You’ve seen how a Spliterator can let you to gain control over the policy used to split a data structure. One last notable feature of Spliterators is the possibility of binding the source of the elements to be traversed at the point of first traversal, first split, or first query for estimated size, rather than at the time of its creation. When this happens, it’s called a late-binding Spliterator. We’ve dedicated appendix C to showing how you can develop a utility class capable of performing multiple operations on the same stream in parallel using this feature.

7.4. Summary

In this chapter, you’ve learned the following:

· Internal iteration allows you to process a stream in parallel without the need to explicitly use and coordinate different threads in your code.

· Even if processing a stream in parallel is so easy, there’s no guarantee that doing so will make your programs run faster under all circumstances.
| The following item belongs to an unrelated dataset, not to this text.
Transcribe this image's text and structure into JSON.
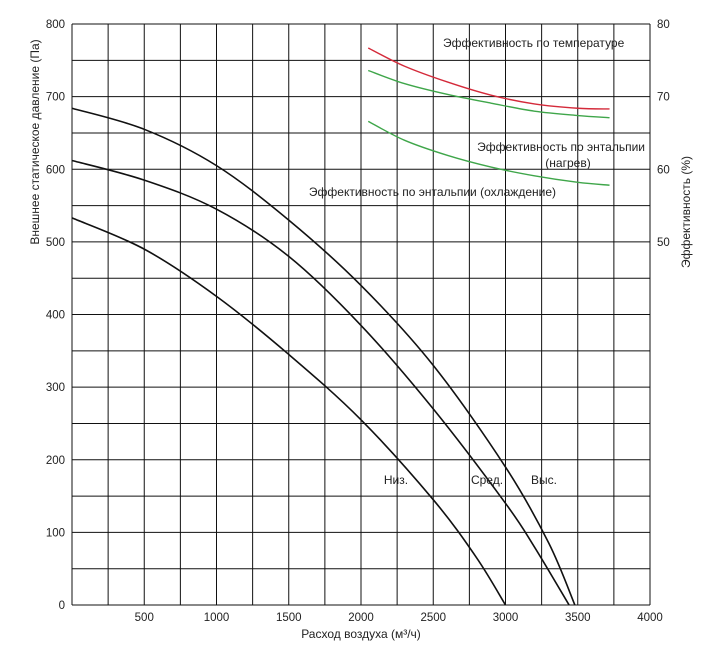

Behavior and performance of parallel software can sometimes be counterintuitive, and for this reason it’s always necessary to measure them and be sure that you’re not actually slowing your programs down.

· Parallel execution of an operation on a set of data, as done by a parallel stream, can provide a performance boost, especially when the number of elements to be processed is huge or the processing of each single element is particularly time consuming.

· From a performance point of view, using the right data structure, for instance, employing primitive streams instead of nonspecialized ones whenever possible, is almost always more important than trying to parallelize some operations.

· The fork/join framework lets you recursively split a parallelizable task into smaller tasks, execute them on different threads, and then combine the results of each subtask in order to produce the overall result.

· Spliterators define how a parallel stream can split the data it traverses.